How MoPEDE works: Bridging genetics and brain measurements

Epilepsy is a condition that occurs when the brain suddenly sends irregular signals, triggering seizures. Pinpointing the exact regions in the brain where seizures originate is essential for effective patient care. The MoPEDE method uses SEEG electrodes, which not only record the brain’s electrical activity but also collect biological material such as RNA and DNA from affected areas.

-We can now extract valuable genetic information from a very small amount of material,” explains Dr Arun Mahesh Mariappan, Adjunct Professor, Department of Molecular Medicine.

-This data sheds light on why some brain regions trigger seizures while others remain unaffected.
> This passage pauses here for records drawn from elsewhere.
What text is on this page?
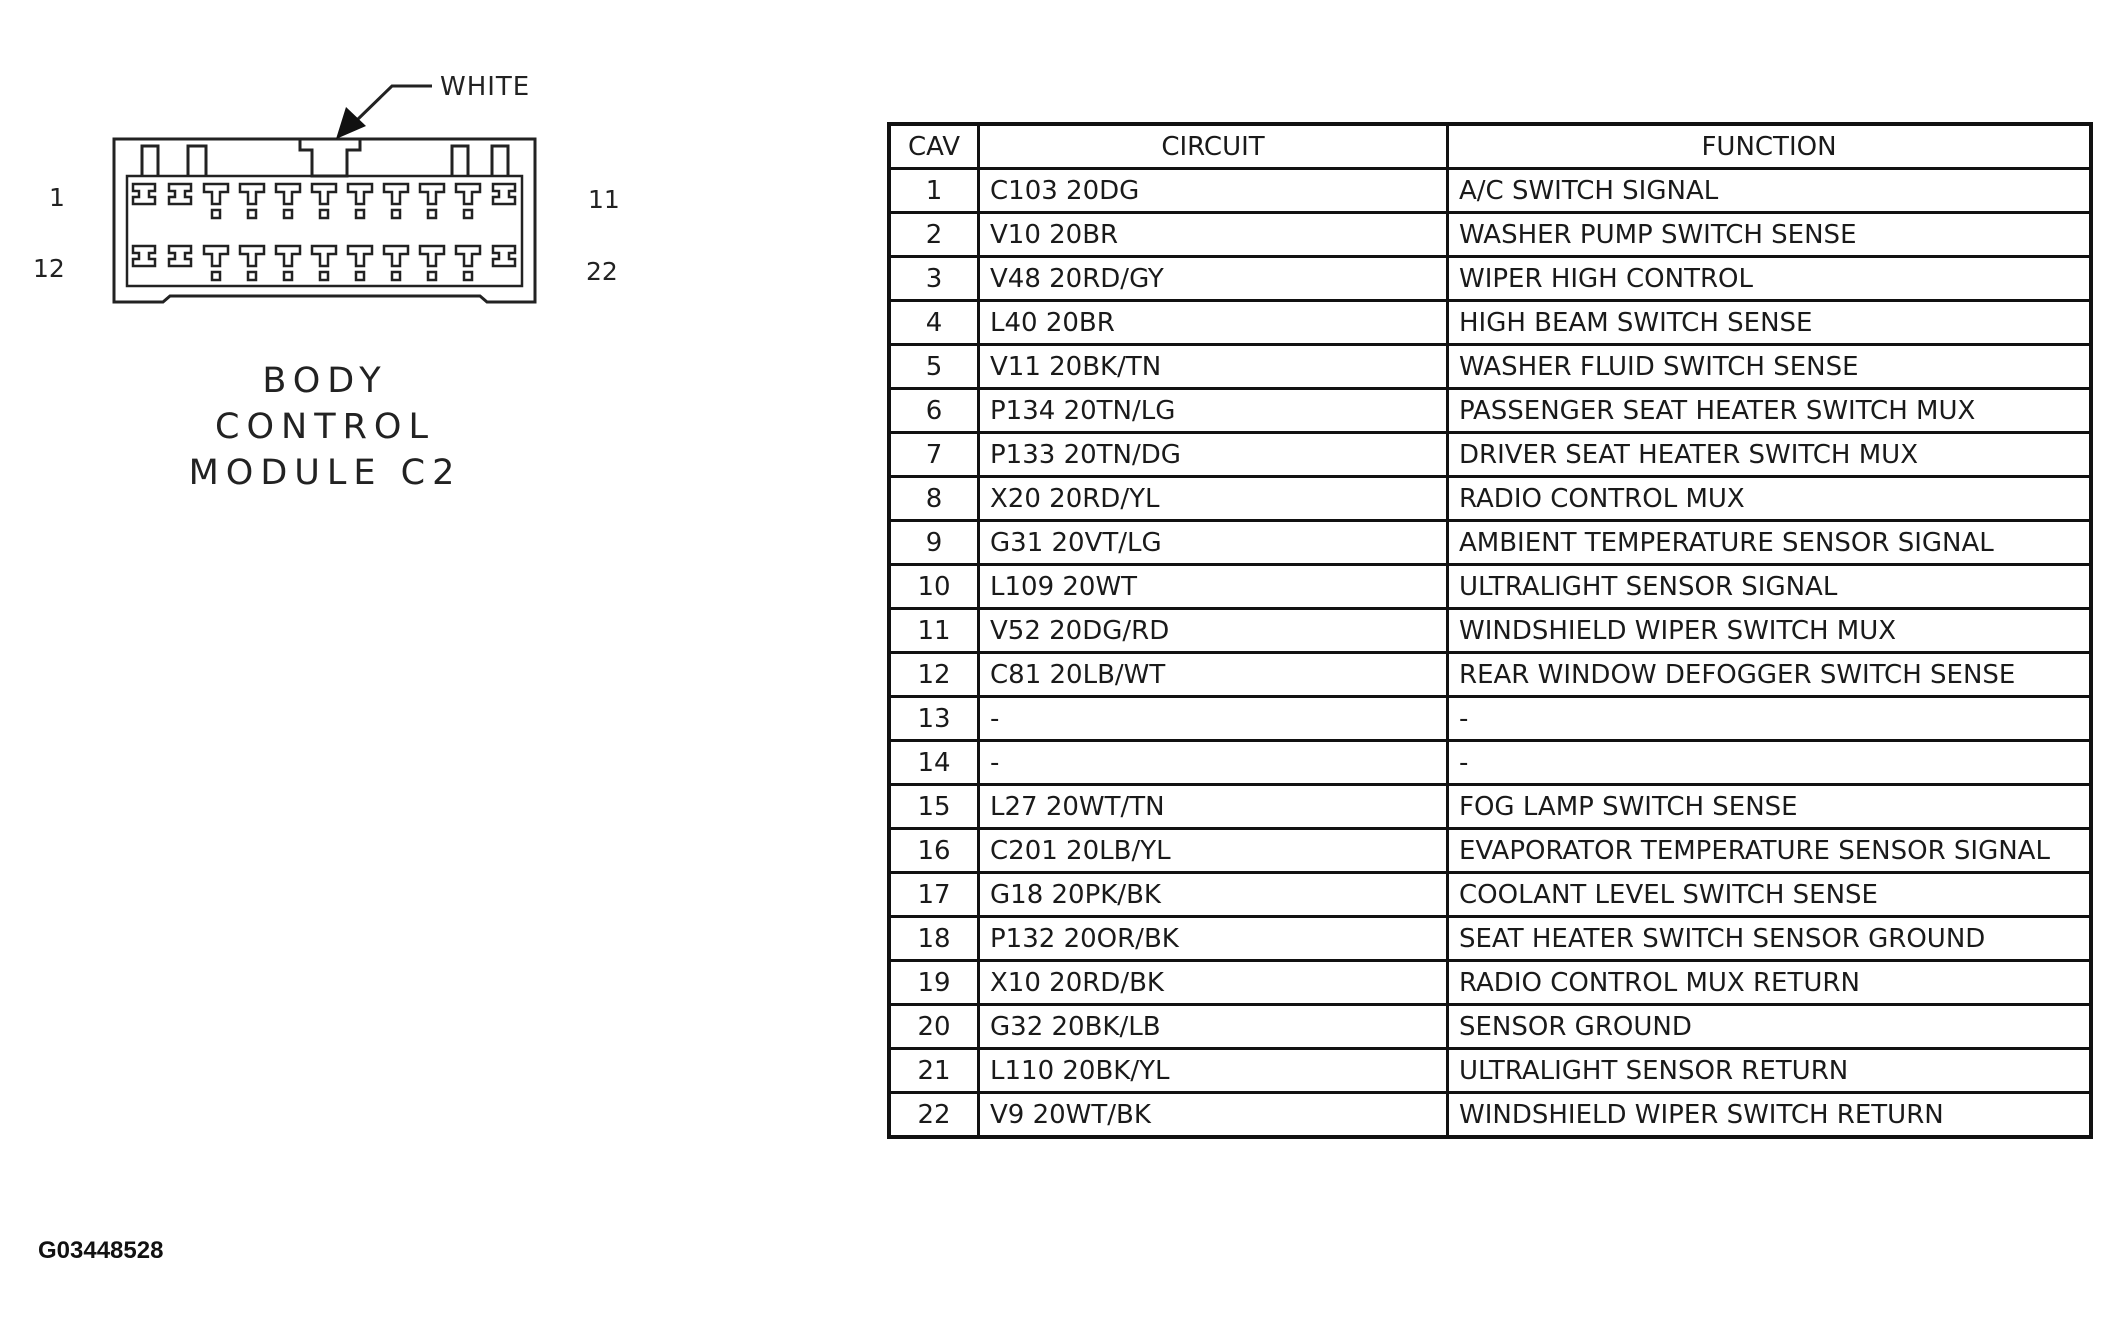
WHITE
1	11
12	22
BODY
CONTROL
MODULE C2
CAV	CIRCUIT	FUNCTION
1	C103 20DG	A/C SWITCH SIGNAL
2	V10 20BR	WASHER PUMP SWITCH SENSE
3	V48 20RD/GY	WIPER HIGH CONTROL
4	L40 20BR	HIGH BEAM SWITCH SENSE
5	V11 20BK/TN	WASHER FLUID SWITCH SENSE
6	P134 20TN/LG	PASSENGER SEAT HEATER SWITCH MUX
7	P133 20TN/DG	DRIVER SEAT HEATER SWITCH MUX
8	X20 20RD/YL	RADIO CONTROL MUX
9	G31 20VT/LG	AMBIENT TEMPERATURE SENSOR SIGNAL
10	L109 20WT	ULTRALIGHT SENSOR SIGNAL
11	V52 20DG/RD	WINDSHIELD WIPER SWITCH MUX
12	C81 20LB/WT	REAR WINDOW DEFOGGER SWITCH SENSE
13	-	-
14	-	-
15	L27 20WT/TN	FOG LAMP SWITCH SENSE
16	C201 20LB/YL	EVAPORATOR TEMPERATURE SENSOR SIGNAL
17	G18 20PK/BK	COOLANT LEVEL SWITCH SENSE
18	P132 20OR/BK	SEAT HEATER SWITCH SENSOR GROUND
19	X10 20RD/BK	RADIO CONTROL MUX RETURN
20	G32 20BK/LB	SENSOR GROUND
21	L110 20BK/YL	ULTRALIGHT SENSOR RETURN
22	V9 20WT/BK	WINDSHIELD WIPER SWITCH RETURN
G03448528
A step towards personalised treatments

MoPEDE was developed in close collaboration with Professor David Henshall’s team at RCSI in Dublin. By combining genetic data with detailed brain measurements, the method offers doctors a more precise map of epileptic regions. This is especially beneficial for patients who do not respond to medication or require surgical intervention.

-For the first time, we can accurately link specific genetic patterns to epileptic regions in the brain, says Dr Anuj Dwivedi, Postdoc, Department of Molecular Medicine.

The findings could pave the way for personalised, patient-specific treatments.

Promising results and future potential

In the long term, the method not only has the potential to enhance diagnosis but could also contribute to the development of new treatment approaches tailored to different types of epilepsy.

For the many patients and their families, this means better everyday lives with fewer uncertainties and more effective treatments. Researchers hope MoPEDE will soon be incorporated into clinical practice, helping more individuals achieve greater control over their epilepsy.

Facts about the MoPEDE method and its potential

How does MoPEDE work?

MoPEDE (Multimodal Profiling of Epileptic Brain Activity via Explanted Depth Electrodes) uses SEEG electrodes, which are placed in the brain during epilepsy diagnostics.

When the electrodes are removed, biological material such as RNA and DNA is analysed using advanced techniques like RNA sequencing and DNA methylation analysis.

The data is combined with brain measurements to create a detailed map of epileptic regions.

What has the method demonstrated?

• MoPEDE can identify unique genetic patterns in the brain areas where seizures originate.
• The method provides insight into both known and new mechanisms underlying epilepsy, which can improve diagnosis and treatment.

Limitations and next steps:

• Limited data: Results are based on only three patients, and larger studies are needed to confirm the findings.
• Electrode placement: Genetic data depends on electrode positioning, which may influence results.
• Early stages: The method is still under development and requires further testing before clinical use.